Abbygail Clairmont no se inmutó. No se levantó. Mantuvo la pose de oración por un latido eterno mientras la luz de las velas brillaba débilmente sobre el velo de su cabello caído.

¿Traía esta mujer un mensaje o era una trampa cuidadosamente preparada?

Cuando la criada se retiró, la viuda finalmente se movió. Con lentitud y elegancia, se puso de pie. El vestido blanco fluía a su alrededor como si fuera luz de luna; su sencillez resaltaba una fragilidad esbelta que parecía imposible para alguien encargada de entregar secretos militares.

Caminó hacia él, no con timidez, sino con un control deliberado, deteniéndose a solo un paso del imponente cuerpo del Gran Príncipe. Apenas le llegaba al hombro y, por un momento fugaz y poco profesional, Ludwig sintió una pizca de lástima paternal. Un cordero acercándose demasiado al lobo.

Entonces ella levantó la cabeza.

El mundo se inclinó.

Su mente entrenada para la batalla, normalmente una fortaleza forjada por una voluntad de hierro, simplemente dejó de funcionar.

Ella era exquisita. Por Dios, tenía el rostro de un ángel, pero algo en sus ojos guardaba el misterio oscuro y cautivador de un bosque a medianoche. Su piel era perfecta, pálida como la porcelana. Sus cejas castañas estaban esculpidas en arcos elegantes, y su boca era carnosa, rosada y condenadamente atractiva; una boca que parecía prometer secretos mucho más profundos que cualquier despacho militar.

Pero fueron sus ojos, Dios mío, sus ojos, los que lo atraparon. De un azul cerúleo, increíblemente directos, y era imposible apartar la mirada.

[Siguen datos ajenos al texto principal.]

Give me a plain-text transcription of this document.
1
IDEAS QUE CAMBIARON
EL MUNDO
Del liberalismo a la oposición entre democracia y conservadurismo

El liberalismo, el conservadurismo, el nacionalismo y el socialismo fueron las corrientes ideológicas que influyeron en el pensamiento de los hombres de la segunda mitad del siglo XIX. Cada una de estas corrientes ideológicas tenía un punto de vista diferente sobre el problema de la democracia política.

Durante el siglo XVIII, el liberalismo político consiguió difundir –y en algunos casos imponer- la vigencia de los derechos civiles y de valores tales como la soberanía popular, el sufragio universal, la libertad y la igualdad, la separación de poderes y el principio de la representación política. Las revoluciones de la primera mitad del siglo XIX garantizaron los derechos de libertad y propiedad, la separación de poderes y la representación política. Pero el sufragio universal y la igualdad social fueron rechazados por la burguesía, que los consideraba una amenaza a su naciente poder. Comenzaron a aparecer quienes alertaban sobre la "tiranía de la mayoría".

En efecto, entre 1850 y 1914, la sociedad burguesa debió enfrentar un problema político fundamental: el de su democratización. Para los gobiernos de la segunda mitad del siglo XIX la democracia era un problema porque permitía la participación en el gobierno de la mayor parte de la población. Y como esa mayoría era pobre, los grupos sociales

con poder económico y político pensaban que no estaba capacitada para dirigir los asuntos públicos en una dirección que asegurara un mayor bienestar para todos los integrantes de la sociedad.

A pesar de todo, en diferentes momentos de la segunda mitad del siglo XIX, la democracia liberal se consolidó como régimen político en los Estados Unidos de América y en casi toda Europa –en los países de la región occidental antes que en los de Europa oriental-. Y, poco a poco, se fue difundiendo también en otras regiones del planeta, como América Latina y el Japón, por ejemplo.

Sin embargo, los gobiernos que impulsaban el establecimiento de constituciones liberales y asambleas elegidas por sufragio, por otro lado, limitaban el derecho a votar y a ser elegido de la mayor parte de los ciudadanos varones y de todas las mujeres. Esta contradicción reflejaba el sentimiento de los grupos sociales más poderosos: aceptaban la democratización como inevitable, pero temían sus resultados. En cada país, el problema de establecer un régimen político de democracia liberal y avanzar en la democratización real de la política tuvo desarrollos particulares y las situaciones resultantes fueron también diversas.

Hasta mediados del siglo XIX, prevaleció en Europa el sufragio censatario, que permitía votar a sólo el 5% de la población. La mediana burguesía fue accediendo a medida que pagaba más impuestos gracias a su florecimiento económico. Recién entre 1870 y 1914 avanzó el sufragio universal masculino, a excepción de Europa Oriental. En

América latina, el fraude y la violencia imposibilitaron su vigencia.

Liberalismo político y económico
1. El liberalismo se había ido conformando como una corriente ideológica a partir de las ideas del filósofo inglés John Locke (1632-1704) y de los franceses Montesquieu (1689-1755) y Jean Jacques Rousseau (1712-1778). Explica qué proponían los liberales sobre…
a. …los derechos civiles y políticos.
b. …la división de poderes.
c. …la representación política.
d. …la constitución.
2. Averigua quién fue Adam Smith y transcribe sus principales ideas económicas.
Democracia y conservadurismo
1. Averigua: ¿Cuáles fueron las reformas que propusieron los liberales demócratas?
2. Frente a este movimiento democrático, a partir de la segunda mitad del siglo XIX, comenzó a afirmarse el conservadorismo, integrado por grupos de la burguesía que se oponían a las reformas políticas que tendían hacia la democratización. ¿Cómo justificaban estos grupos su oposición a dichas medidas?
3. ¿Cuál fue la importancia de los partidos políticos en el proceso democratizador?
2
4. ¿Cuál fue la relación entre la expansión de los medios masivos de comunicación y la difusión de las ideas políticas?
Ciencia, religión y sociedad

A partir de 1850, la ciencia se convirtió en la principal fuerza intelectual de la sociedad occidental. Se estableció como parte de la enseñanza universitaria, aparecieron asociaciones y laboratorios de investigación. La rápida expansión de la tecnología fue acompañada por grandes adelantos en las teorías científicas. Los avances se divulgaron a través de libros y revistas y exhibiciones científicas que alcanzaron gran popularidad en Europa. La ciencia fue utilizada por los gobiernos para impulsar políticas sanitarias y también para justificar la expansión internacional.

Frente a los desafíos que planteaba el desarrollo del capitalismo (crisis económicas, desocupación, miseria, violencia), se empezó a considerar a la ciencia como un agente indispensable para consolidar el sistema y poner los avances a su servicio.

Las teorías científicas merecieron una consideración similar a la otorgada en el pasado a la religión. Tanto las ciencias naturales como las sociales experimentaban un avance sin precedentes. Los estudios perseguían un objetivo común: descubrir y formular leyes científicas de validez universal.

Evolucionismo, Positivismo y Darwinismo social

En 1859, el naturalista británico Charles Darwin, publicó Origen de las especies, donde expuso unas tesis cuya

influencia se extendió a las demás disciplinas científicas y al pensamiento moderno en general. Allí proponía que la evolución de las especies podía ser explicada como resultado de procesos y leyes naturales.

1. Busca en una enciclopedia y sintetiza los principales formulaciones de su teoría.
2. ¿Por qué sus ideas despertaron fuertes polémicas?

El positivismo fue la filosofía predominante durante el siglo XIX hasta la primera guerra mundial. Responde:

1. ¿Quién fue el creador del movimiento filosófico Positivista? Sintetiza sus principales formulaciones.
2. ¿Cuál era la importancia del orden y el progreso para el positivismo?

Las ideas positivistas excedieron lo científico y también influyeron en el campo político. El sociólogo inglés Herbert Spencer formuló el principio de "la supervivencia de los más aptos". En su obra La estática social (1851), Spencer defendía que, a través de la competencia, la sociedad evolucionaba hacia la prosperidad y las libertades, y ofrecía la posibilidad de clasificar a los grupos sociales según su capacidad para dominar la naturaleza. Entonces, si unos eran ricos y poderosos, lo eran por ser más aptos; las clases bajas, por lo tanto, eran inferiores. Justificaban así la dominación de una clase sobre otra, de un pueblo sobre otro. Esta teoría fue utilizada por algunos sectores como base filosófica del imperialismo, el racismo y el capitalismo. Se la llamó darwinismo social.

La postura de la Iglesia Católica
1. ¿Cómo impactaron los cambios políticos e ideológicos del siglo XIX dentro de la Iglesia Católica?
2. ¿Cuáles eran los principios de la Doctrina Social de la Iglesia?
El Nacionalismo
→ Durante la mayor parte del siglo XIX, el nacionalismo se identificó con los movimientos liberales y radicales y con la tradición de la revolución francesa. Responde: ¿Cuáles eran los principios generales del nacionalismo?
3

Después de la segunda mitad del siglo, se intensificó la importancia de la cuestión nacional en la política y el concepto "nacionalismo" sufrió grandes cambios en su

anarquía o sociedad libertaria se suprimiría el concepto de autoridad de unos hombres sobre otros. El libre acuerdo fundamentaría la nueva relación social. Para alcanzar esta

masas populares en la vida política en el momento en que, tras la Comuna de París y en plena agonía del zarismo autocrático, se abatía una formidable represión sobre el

Una reacción física, cruda, surgió en Ludwig, caliente y muy inoportuna debido a su fatiga. El asco se revolvió dentro de él. Esta falta repentina y total de disciplina, un descuido que podía costarle la vida, su ejército o su principado, era espantosa. Esta no era un arma que él estuviera preparado para enfrentar.

Escuchó una respiración rápida y profunda.

No era la suya.

Helmut.

Ludwig se giró. Su enorme cuerpo, con la armadura chirriando ante el movimiento brusco, encontró a su guardia. Helmut, su sombra inquebrantable y curtida en la batalla, estaba rígido, pálido bajo su piel curtida, atrapado en el mismo hechizo. Un momento de distracción total. Una falta grave de atención.

Los ojos de Ludwig se entrecerraron. Su mirada era una fuerza física, una exigencia silenciosa y asesina de autocontrol. Helmut volvió a la realidad de inmediato, su rostro poniéndose rojo por la vergüenza y el conocimiento de que acababa de provocar la furia del Gran Príncipe.

El Príncipe mantuvo la mirada un momento más, una advertencia severa, antes de girarse lenta y deliberadamente hacia la viuda. Sus defensas mentales se estaban acomodando, reforzadas por una certeza repentina y escalofriante:

Esta mujer no estaba indefensa. Era un peligro absoluto. Su belleza era solo una capa para un secreto mucho más peligroso que una carta.